In 2019, companies providing IoT solutions were primarily focused on furnishing their own tools with analytics, but organisations are going to ask for more in 2020. This year, IoT analytics will advance towards a more inclusive approach and 2020 will be a “step off” point for amalgamating the threads of IoT analytics, and input businesses will be getting into an integrated IoT grid that will strongly reveal actual enterprise operations.
Data privacy by design
We are becoming more and more concerned about the handling and security of our data. In 2020 engineers and data scientists will be focused on fulfilling the new demands of users in data security.
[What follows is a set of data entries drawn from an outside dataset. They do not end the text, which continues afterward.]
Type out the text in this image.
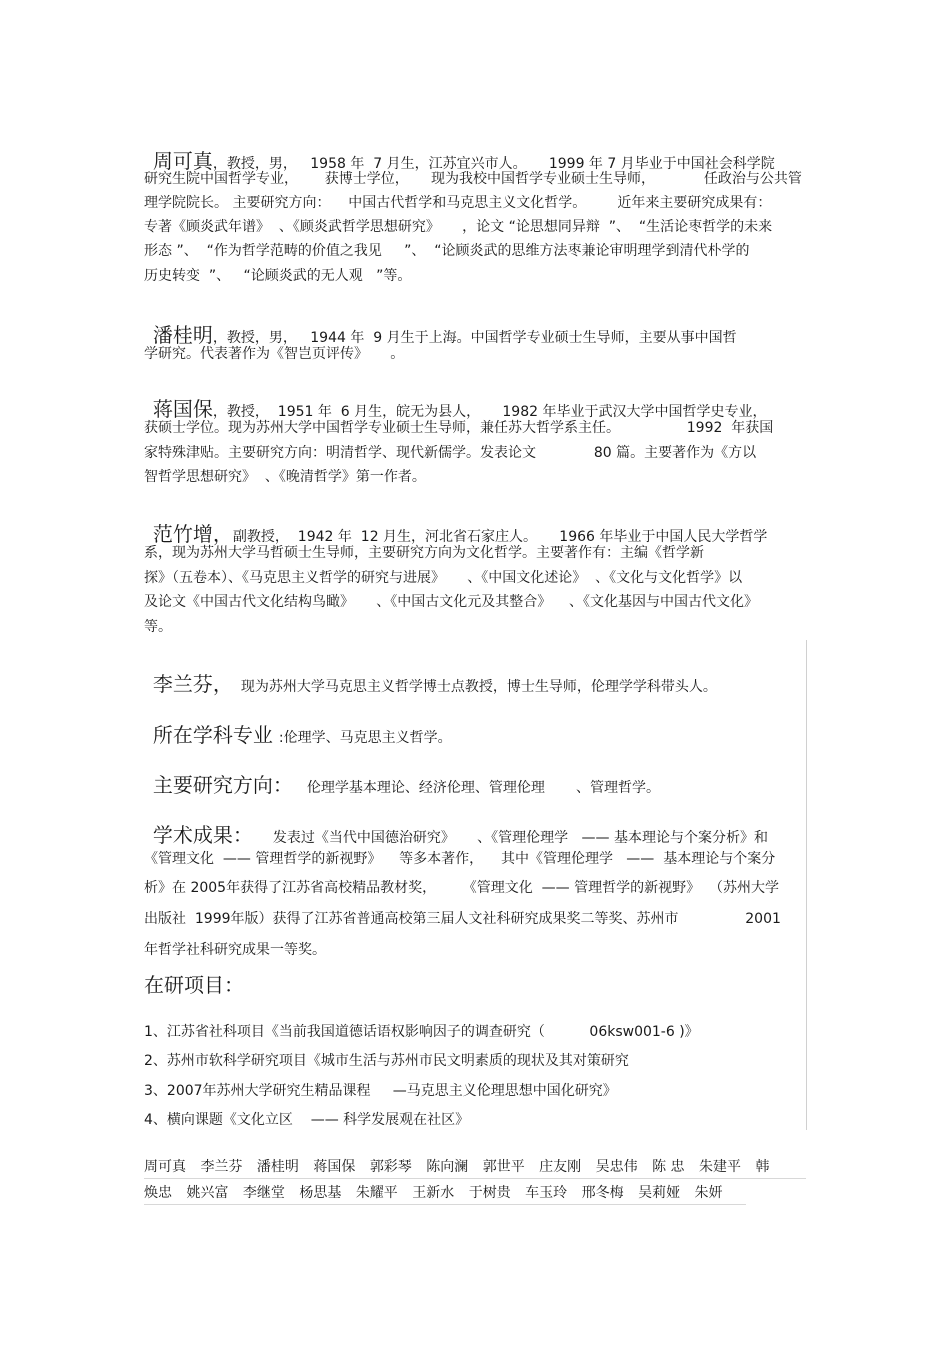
周可真，教授，男，   1958 年  7 月生，江苏宜兴市人。     1999 年 7 月毕业于中国社会科学院

研究生院中国哲学专业，      获博士学位，     现为我校中国哲学专业硕士生导师，           任政治与公共管
理学院院长。 主要研究方向：    中国古代哲学和马克思主义文化哲学。       近年来主要研究成果有：
专著《顾炎武年谱》  、《顾炎武哲学思想研究》     ，论文 “论思想同异辩  ”、  “生活论枣哲学的未来
形态 ”、  “作为哲学范畴的价值之我见     ”、  “论顾炎武的思维方法枣兼论审明理学到清代朴学的
历史转变  ”、   “论顾炎武的无人观   ”等。

潘桂明，教授，男，   1944 年  9 月生于上海。中国哲学专业硕士生导师，主要从事中国哲

学研究。代表著作为《智岂页评传》     。

蒋国保，教授，  1951 年  6 月生，皖无为县人，     1982 年毕业于武汉大学中国哲学史专业，

获硕士学位。现为苏州大学中国哲学专业硕士生导师，兼任苏大哲学系主任。               1992  年获国
家特殊津贴。主要研究方向：明清哲学、现代新儒学。发表论文             80 篇。主要著作为《方以
智哲学思想研究》  、《晚清哲学》第一作者。

范竹增，副教授，  1942 年  12 月生，河北省石家庄人。     1966 年毕业于中国人民大学哲学

系，现为苏州大学马哲硕士生导师，主要研究方向为文化哲学。主要著作有：主编《哲学新
探》（五卷本）、《马克思主义哲学的研究与进展》     、《中国文化述论》  、《文化与文化哲学》以
及论文《中国古代文化结构鸟瞰》     、《中国古文化元及其整合》    、《文化基因与中国古代文化》
等。

李兰芬， 现为苏州大学马克思主义哲学博士点教授，博士生导师，伦理学学科带头人。

所在学科专业 :伦理学、马克思主义哲学。

主要研究方向： 伦理学基本理论、经济伦理、管理伦理       、管理哲学。

学术成果： 发表过《当代中国德治研究》     、《管理伦理学   —— 基本理论与个案分析》和

《管理文化  —— 管理哲学的新视野》    等多本著作，    其中《管理伦理学   ——  基本理论与个案分
析》在 2005年获得了江苏省高校精品教材奖，      《管理文化  —— 管理哲学的新视野》  （苏州大学
出版社  1999年版）获得了江苏省普通高校第三届人文社科研究成果奖二等奖、苏州市               2001
年哲学社科研究成果一等奖。
在研项目：
1、江苏省社科项目《当前我国道德话语权影响因子的调查研究（          06ksw001-6 )》
2、苏州市软科学研究项目《城市生活与苏州市民文明素质的现状及其对策研究
3、2007年苏州大学研究生精品课程     —马克思主义伦理思想中国化研究》
4、横向课题《文化立区    —— 科学发展观在社区》
周可真 李兰芬 潘桂明 蒋国保 郭彩琴 陈向澜 郭世平 庄友刚 吴忠伟 陈 忠 朱建平 韩
焕忠 姚兴富 李继堂 杨思基 朱耀平 王新水 于树贵 车玉玲 邢冬梅 吴莉娅 朱妍
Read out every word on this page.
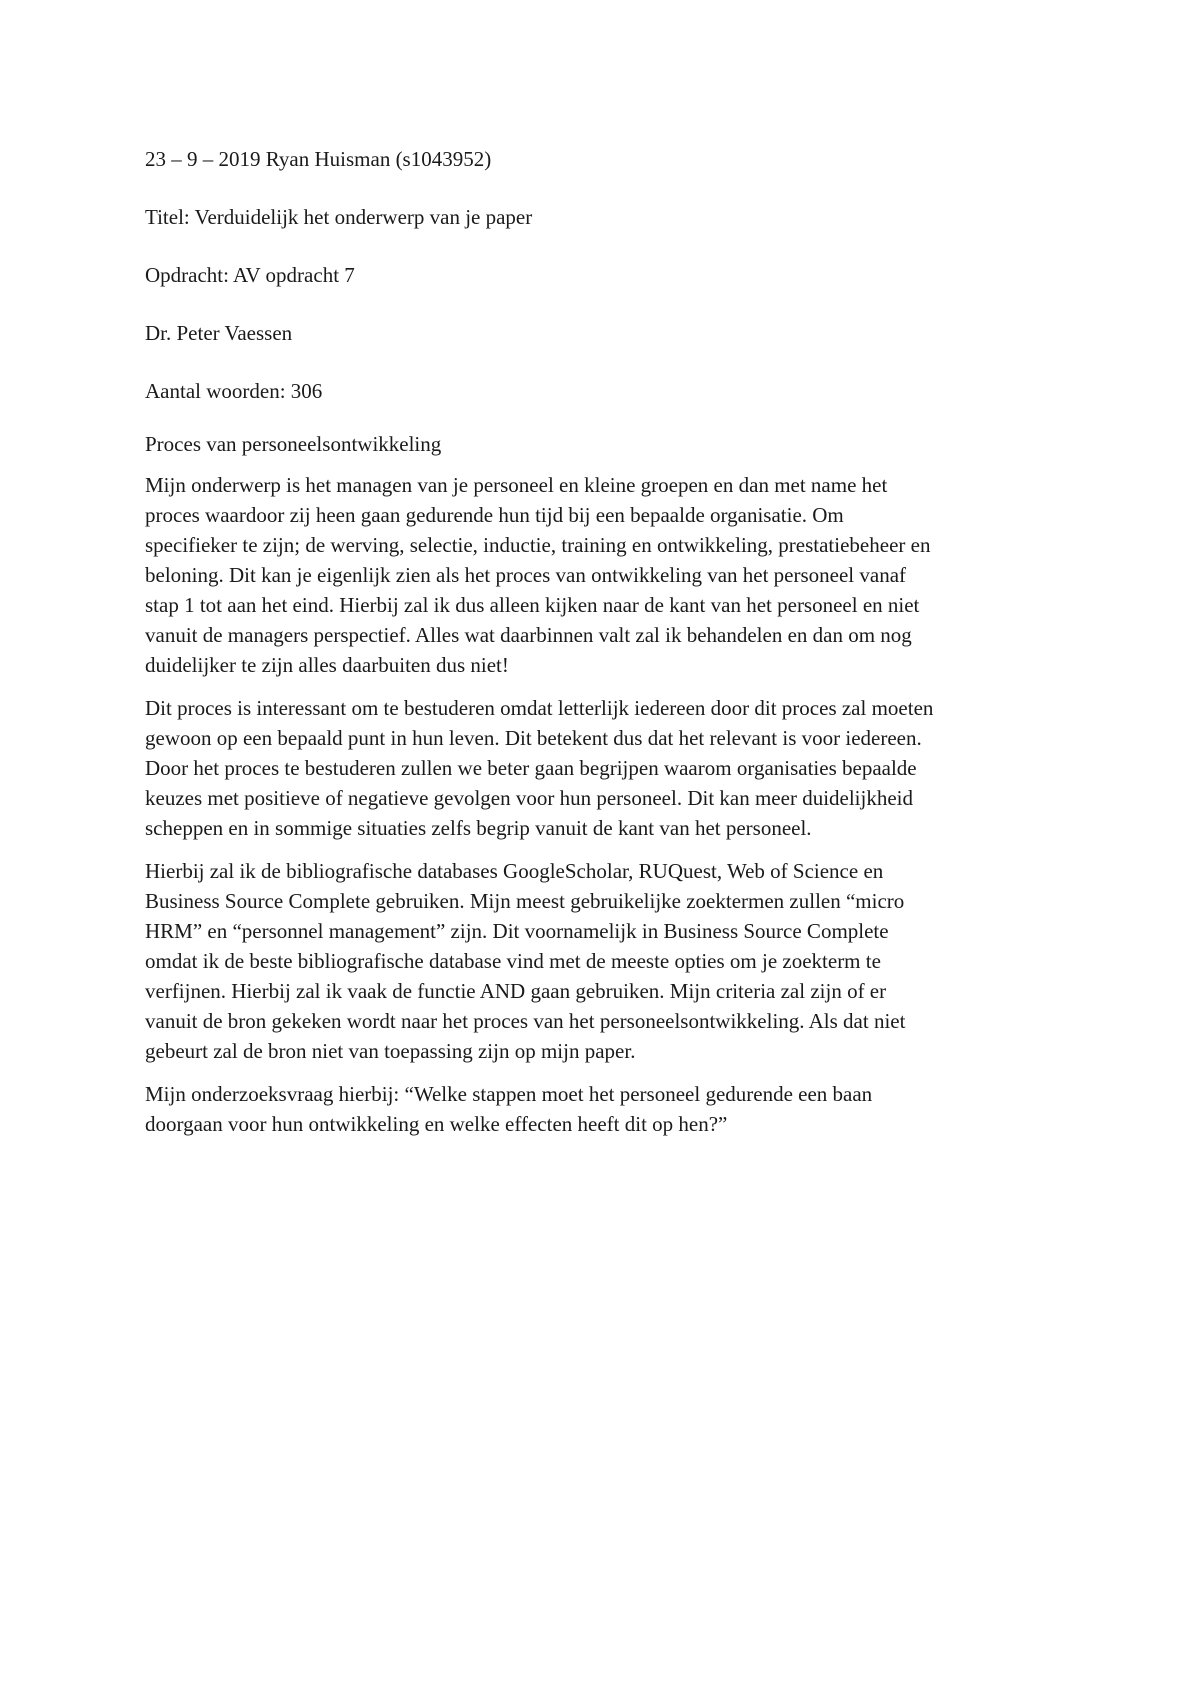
23 – 9 – 2019 Ryan Huisman (s1043952)

Titel: Verduidelijk het onderwerp van je paper

Opdracht: AV opdracht 7

Dr. Peter Vaessen

Aantal woorden: 306

Proces van personeelsontwikkeling

Mijn onderwerp is het managen van je personeel en kleine groepen en dan met name het
proces waardoor zij heen gaan gedurende hun tijd bij een bepaalde organisatie. Om
specifieker te zijn; de werving, selectie, inductie, training en ontwikkeling, prestatiebeheer en
beloning. Dit kan je eigenlijk zien als het proces van ontwikkeling van het personeel vanaf
stap 1 tot aan het eind. Hierbij zal ik dus alleen kijken naar de kant van het personeel en niet
vanuit de managers perspectief. Alles wat daarbinnen valt zal ik behandelen en dan om nog
duidelijker te zijn alles daarbuiten dus niet!
Dit proces is interessant om te bestuderen omdat letterlijk iedereen door dit proces zal moeten
gewoon op een bepaald punt in hun leven. Dit betekent dus dat het relevant is voor iedereen.
Door het proces te bestuderen zullen we beter gaan begrijpen waarom organisaties bepaalde
keuzes met positieve of negatieve gevolgen voor hun personeel. Dit kan meer duidelijkheid
scheppen en in sommige situaties zelfs begrip vanuit de kant van het personeel.
Hierbij zal ik de bibliografische databases GoogleScholar, RUQuest, Web of Science en
Business Source Complete gebruiken. Mijn meest gebruikelijke zoektermen zullen “micro
HRM” en “personnel management” zijn. Dit voornamelijk in Business Source Complete
omdat ik de beste bibliografische database vind met de meeste opties om je zoekterm te
verfijnen. Hierbij zal ik vaak de functie AND gaan gebruiken. Mijn criteria zal zijn of er
vanuit de bron gekeken wordt naar het proces van het personeelsontwikkeling. Als dat niet
gebeurt zal de bron niet van toepassing zijn op mijn paper.
Mijn onderzoeksvraag hierbij: “Welke stappen moet het personeel gedurende een baan
doorgaan voor hun ontwikkeling en welke effecten heeft dit op hen?”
Federated Learning, introduced a couple of years ago, has become a rather sought after topic in data privacy and is essentially a machine learning setting where the goal is to train a high-quality centralized model with training data distributed over a large number of clients each with unreliable and relatively slow network connections.
This will be an opportunity to use less data, while still being able to create products that are useful and will allow software engineers and data scientists to architect systems following privacy by design.
Doing more with limited data seems counter instinctive for Data Science, but trust will play a major role in 2020. Users will be made to trust software companies with their data by using Federated Learning to train prediction models for mobile keyboards which will not require uploading sensitive typing data to servers (Hard, et al., 2018).
Mitigate model biases and discrimination
Users noticed that the Apple / Goldman Sachs credit card seemed to offer smaller lines of credit to women than to men. However, data scientists know that leaving out gender as an input of the model will not prevent accusations on gender discrimination. The risk that modern algorithms will create is “proxy discrimination.” Proxy discrimination is a particularly pernicious subset of disparate impact. Like all forms of disparate impact, it involves a facially-neutral practice that disproportionately harms members of a protected class.
Data scientists can help by performing excellent exploratory data analysis, guaranteeing the data represents the whole population, and exploring new architectures that can identify and eliminate to these biases.
Python as the de facto language for Data Science
As stated in Stack Overflow’s annual developer survey, released in April 2019:
“Python, the fastest-growing major programming language, has risen in the ranks of programming languages in our survey yet again, edging out Java this year and standing as the second most loved language (behind Rust).”
Python is going to be regarded as one of the best or most viable options in programming, having a huge supporting community on one’s side, or making a quick prototype, which is usually the most relevant. Data Science as a concept is now mostly used to combine statistics, data analysis, machine learning and associated methods. Python helps to execute all of that in a faster way.
Focus has to be something one adds to his or her goals. The idea of data scientist unicorn fortunately is being eliminated and the concept of specialization in data science is fast emerging. It is now possible to choose one (or both) of two ways:
- Heavy engineer path, with a focus on data pipelines, production, software engineering. This would be easier for those with a computer science background.
- Heavy analytical path, with a focus on statistics, data analysis, business knowledge. This would be easier for those with an applied math background.
The two paths can be pursued simultaneously but it would be advisable to pursue only one. Building on top of other open-source tools such as Tensorflow Extended or PyTorch can also be a means of achieving great things.